I was looking for more information about the combined grades at Elvejhem (my grade school was all combined grades with team teaching and it worked very well) and I found an interesting study that I don’t think has been previously noted on SIS. It is by noted Urbanist David Rusk and looks at the effects of economic segregation and integration on academic performance in Madison schools. I hope the East and West task forces were aware of this study.
The conclusion states:
“Summing Up Part V: A school’s socioeconomic context does matter far more for low-income pupils than for their middle class counterparts. The statistical analysis did show a slight decline of middle class pupils’ test scores as the percentage of low income classmates increased. The rate of decline for middle class pupils was less than half the rate of improvement for low income pupils.

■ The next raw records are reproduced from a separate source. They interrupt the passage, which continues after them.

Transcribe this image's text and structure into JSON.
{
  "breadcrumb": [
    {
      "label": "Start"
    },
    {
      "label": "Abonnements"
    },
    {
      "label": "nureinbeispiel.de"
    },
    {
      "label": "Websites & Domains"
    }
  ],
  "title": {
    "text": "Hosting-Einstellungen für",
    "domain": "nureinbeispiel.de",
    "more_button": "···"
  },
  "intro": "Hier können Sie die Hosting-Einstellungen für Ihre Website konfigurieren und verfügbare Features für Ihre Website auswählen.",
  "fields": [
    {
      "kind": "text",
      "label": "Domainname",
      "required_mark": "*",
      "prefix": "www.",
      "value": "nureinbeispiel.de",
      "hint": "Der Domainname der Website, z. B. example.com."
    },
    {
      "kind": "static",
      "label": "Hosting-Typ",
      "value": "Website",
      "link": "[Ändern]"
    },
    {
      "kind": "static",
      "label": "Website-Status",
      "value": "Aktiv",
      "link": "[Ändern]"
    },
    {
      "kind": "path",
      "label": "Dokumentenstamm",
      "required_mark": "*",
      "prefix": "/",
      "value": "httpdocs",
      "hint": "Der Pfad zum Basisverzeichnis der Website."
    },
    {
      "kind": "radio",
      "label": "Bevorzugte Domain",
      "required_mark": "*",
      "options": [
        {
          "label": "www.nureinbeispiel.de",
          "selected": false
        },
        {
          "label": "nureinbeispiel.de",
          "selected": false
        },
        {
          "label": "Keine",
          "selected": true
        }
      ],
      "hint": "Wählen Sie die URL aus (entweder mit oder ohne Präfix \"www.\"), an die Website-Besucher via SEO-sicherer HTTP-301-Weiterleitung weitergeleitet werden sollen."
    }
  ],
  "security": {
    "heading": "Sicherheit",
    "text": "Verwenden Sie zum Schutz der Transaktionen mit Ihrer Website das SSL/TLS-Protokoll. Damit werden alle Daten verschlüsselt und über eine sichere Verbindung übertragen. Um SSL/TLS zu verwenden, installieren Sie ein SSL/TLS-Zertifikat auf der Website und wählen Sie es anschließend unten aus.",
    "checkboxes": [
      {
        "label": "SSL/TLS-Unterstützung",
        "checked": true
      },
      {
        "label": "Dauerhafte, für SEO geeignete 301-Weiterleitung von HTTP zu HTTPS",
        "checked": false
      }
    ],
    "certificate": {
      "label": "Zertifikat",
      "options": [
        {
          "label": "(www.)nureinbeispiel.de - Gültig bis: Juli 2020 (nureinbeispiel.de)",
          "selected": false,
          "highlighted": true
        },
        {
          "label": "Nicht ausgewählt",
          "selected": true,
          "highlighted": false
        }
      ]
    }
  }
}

However, that apparent decline in middle class pupils’ performance most probably reflected the changing composition of the “middle class” in schools with increasingly higher percentages of low income classmates. “Middle class” schools with very few low income pupils had higher percentages of children from the highest income, largely professional households. In “middle class” schools with much larger numbers of lowincome pupils, children from more modest “blue collar” households predominated.
That was most likely the primary contributing factor to the apparent slow decline in middle class test scores and not any directly adverse effect of having more low income classmates. From a larger perspective, middle class pupils’ performance levels never dropped below 70-75% achieving advanced and proficient levels under any socioeconomic circumstances in Madison-Dane County (which had no very high-poverty schools).”